Network Working Group | J. Carberry |
Internet-Draft | T. Grayson |
Intended status: Informational | Brown University |
Expires: September 24, 2018 | March 23, 2018 |
A Minimal Internet-Draft In AsciiRFC
draft-asciirfc-minimal-01
This document provides a template on how to author (or migrate!) a new Internet-Draft / RFC in AsciiRFC format. This template requires usage of the asciidoctor-rfc Ruby gem.
This Internet-Draft is submitted in full conformance with the provisions of BCP 78 and BCP 79.
Internet-Drafts are working documents of the Internet Engineering Task Force (IETF). Note that other groups may also distribute working documents as Internet-Drafts. The list of current Internet-Drafts is at https://datatracker.ietf.org/drafts/current/.
Internet-Drafts are draft documents valid for a maximum of six months and may be updated, replaced, or obsoleted by other documents at any time. It is inappropriate to use Internet-Drafts as reference material or to cite them other than as "work in progress."
This Internet-Draft will expire on September 24, 2018.
Copyright (c) 2018 IETF Trust and the persons identified as the document authors. All rights reserved.
This document is subject to BCP 78 and the IETF Trust's Legal Provisions Relating to IETF Documents (https://trustee.ietf.org/license-info) in effect on the date of publication of this document. Please review these documents carefully, as they describe your rights and restrictions with respect to this document.
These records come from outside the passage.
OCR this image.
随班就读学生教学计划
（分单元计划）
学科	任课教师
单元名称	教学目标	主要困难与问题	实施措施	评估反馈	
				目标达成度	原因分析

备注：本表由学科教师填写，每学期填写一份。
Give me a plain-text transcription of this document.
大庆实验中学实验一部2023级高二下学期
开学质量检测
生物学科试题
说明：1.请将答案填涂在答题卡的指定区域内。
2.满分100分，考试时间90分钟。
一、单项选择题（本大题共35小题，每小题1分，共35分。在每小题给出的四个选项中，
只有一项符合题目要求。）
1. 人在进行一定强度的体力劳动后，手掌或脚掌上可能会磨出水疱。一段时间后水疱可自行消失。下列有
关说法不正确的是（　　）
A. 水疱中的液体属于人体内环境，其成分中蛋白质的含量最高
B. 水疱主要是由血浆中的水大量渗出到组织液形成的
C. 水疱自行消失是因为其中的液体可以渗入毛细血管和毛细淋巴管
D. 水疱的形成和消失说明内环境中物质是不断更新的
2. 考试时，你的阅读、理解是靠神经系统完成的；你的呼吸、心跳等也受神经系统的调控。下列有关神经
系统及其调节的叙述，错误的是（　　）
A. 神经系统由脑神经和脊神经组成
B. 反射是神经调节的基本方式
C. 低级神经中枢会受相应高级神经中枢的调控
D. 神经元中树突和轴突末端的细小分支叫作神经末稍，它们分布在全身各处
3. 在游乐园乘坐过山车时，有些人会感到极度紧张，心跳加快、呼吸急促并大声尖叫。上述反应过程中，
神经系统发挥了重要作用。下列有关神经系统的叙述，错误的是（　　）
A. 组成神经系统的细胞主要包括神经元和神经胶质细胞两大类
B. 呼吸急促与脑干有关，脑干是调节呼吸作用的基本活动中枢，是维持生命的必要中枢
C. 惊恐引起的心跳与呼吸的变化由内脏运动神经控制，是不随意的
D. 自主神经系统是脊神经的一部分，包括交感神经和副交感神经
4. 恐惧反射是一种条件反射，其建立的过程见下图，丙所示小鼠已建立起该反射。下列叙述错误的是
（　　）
Code Components extracted from this document must include Simplified BSD License text as described in Section 4.e of the Trust Legal Provisions and are provided without warranty as described in the Simplified BSD License.
AsciiRFC [I-D.ribose-asciirfc] is an extremely simple way to author Internet-Drafts and RFCs without needing to manually craft RFC XML [RFC7991].
This is a template for authors to easily start with [I-D.ribose-asciirfc].
The key words "MUST", "MUST NOT", "REQUIRED", "SHALL", "SHALL NOT", "SHOULD", "SHOULD NOT", "RECOMMENDED", "NOT RECOMMENDED", "MAY", and "OPTIONAL" in this document are to be interpreted as described in BCP 14 [RFC2119] [RFC8174] when, and only when, they appear in all capitals, as shown here.
This document does not require any action by IANA.
[RFC2119] | Bradner, S., "Key words for use in RFCs to Indicate Requirement Levels", BCP 14, RFC 2119, DOI 10.17487/RFC2119, March 1997. |
[RFC7991] | Hoffman, P., "The "xml2rfc" Version 3 Vocabulary", RFC 7991, DOI 10.17487/RFC7991, December 2016. |
[RFC8174] | Leiba, B., "Ambiguity of Uppercase vs Lowercase in RFC 2119 Key Words", BCP 14, RFC 8174, DOI 10.17487/RFC8174, May 2017. |
[I-D.ribose-asciirfc] | Tse, R., Nicholas, N. and P. Brasolin, "AsciiRFC: Authoring Internet-Drafts And RFCs Using AsciiDoc", Internet-Draft draft-ribose-asciirfc-04, December 2017. |
[I-D.ribose-cfrg-sm4] | Tse, R. and W. Wong, "The SM4 Blockcipher Algorithm And Its Modes Of Operations", Internet-Draft draft-ribose-cfrg-sm4-08, December 2017. |
[RFC7253] | Krovetz, T. and P. Rogaway, "The OCB Authenticated-Encryption Algorithm", RFC 7253, DOI 10.17487/RFC7253, May 2014. |
[RNP] | Ribose Inc., "RNP: A C library approach to OpenPGP", October 2017. |
Here’s an example.
{ "code": { "encoding": "ascii", "type": "rfc", "authors": [ "Josiah Carberry", "Truman Grayson" ] } }
The authors would like to thank their families.